I hoped I was on the right track (GH + Kangaroo) but my inexperience with Kangaroo left me with no good idea about where to start. I had thought about Voronoi methods too, but now I’ve got several good starting points. It’s going to be interesting to see what I can come up with.

**Laurent Delrieu: what can I say - your work is always spectacular and provides great pointers on how to proceed. The Nervous site is quite impressive for sure, and I was surprised they let their cat out of the bag by publishing this: “**The pieces are grown in a simulation of elastic rods. The edges grow, lengthening, until they collide, pushing each other into contorted shapes.” That’s a perfect recipe for Kangaroo of course - so now I just have to cobble up something that works.

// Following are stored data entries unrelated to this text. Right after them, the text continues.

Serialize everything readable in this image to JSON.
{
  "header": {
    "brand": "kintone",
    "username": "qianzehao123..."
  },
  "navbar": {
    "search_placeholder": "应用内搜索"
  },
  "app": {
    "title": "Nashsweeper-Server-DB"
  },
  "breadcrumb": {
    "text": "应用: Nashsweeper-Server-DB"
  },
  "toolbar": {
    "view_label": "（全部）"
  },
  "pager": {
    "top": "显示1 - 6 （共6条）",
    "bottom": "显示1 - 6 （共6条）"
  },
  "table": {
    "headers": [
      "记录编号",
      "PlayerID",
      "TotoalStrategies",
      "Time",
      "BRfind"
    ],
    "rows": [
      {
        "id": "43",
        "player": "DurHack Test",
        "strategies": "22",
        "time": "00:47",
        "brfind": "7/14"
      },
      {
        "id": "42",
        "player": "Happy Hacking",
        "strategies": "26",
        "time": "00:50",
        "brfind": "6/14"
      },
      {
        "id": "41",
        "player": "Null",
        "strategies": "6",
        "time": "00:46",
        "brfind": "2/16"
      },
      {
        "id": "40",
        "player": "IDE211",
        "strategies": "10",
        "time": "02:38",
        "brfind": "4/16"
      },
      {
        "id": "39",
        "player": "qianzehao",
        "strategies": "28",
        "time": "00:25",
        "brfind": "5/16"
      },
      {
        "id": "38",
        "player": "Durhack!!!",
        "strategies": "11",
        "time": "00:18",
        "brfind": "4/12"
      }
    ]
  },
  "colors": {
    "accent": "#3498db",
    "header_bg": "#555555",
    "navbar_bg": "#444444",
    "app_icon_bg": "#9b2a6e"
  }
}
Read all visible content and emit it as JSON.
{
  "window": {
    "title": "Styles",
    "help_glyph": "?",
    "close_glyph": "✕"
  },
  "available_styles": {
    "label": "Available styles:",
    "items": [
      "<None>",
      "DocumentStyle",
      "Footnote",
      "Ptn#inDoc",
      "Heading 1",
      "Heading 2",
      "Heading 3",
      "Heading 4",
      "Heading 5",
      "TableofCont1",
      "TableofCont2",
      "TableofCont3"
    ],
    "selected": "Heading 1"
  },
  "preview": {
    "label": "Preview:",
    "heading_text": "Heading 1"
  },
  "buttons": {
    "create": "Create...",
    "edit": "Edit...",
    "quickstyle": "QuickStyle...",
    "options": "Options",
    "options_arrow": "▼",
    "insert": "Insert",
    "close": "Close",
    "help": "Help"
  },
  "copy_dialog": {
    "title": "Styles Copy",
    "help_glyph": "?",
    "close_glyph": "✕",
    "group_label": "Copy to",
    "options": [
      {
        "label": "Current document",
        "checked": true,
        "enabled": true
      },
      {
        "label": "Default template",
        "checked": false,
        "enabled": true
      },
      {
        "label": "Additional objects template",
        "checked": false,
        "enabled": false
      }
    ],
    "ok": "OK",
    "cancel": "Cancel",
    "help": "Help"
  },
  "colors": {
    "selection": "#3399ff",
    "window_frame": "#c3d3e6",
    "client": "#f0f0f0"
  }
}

Their blog/Custom Puzzle section shows how Kangaroo could grow a Voronoi pattern into nicely shaped puzzle pieces, so I was happy my original thoughts were on the right track.

Martin Siegrist: that’s a great find showing how a semi-manual method could be done. Of course only the Chinese would think about doing it that way, but they sure did nail the overall technique. It makes sense they would follow the row/column approach considering how they manipulate the cutters - again a very Chinesey approach using their metal bending device - but for a 3D printed solution I plan on focusing on the Kangaroo method of manipulating rods (filleted rectangles) or Voronoi patterns.

Thanks again for all this insight. I should be pretty busy for a while now.

That’s just a standard way of making a die. I’ve made a few simple dies to cut soft foam and needle felt. Nothing as complex as a puzzle…

I did a puzzle series a few years back. trick was finding ‘nodes’ in between curves, then dividing the curves between the nodes into a consistent unit length. As I recall I laid out the curves by hand; once I had the overall curve I could then superimpose the keyway curve.

This is a fun challenge!
My thoughts so far:

Connect random pairs of points on either side of tthe rectangle with bezier spans. Split surface into regions.


Offset each boundary inwards and divide by the piece size (first offset 1/2 as wide)

Voronoi inside each region.


Kangaroo to collapse points, turning n-gons to 3,4 or 5-gons. Doesn’t work very reliably at all. Some pieces get too thin, and some regions fail completely, despite my best effort to purge any 0-length lines from the Kangaroo output.

Assuming that can be fixed, making the tabs and holes between aligned pieces should be simple (explode all boundaries, purge duplicates, orient and scale random tabbed curves to replace each line), but the offset joints along the major “fault lines” would be very challenging, to make sure no tabs are too close to the corners. It’s still not quite like the example image, which has T-junctions within each region as well as along the region boundaries. Maybe kangaroo should also be applying some forces to try and make the lines at each junction come together at 90° intervals or something?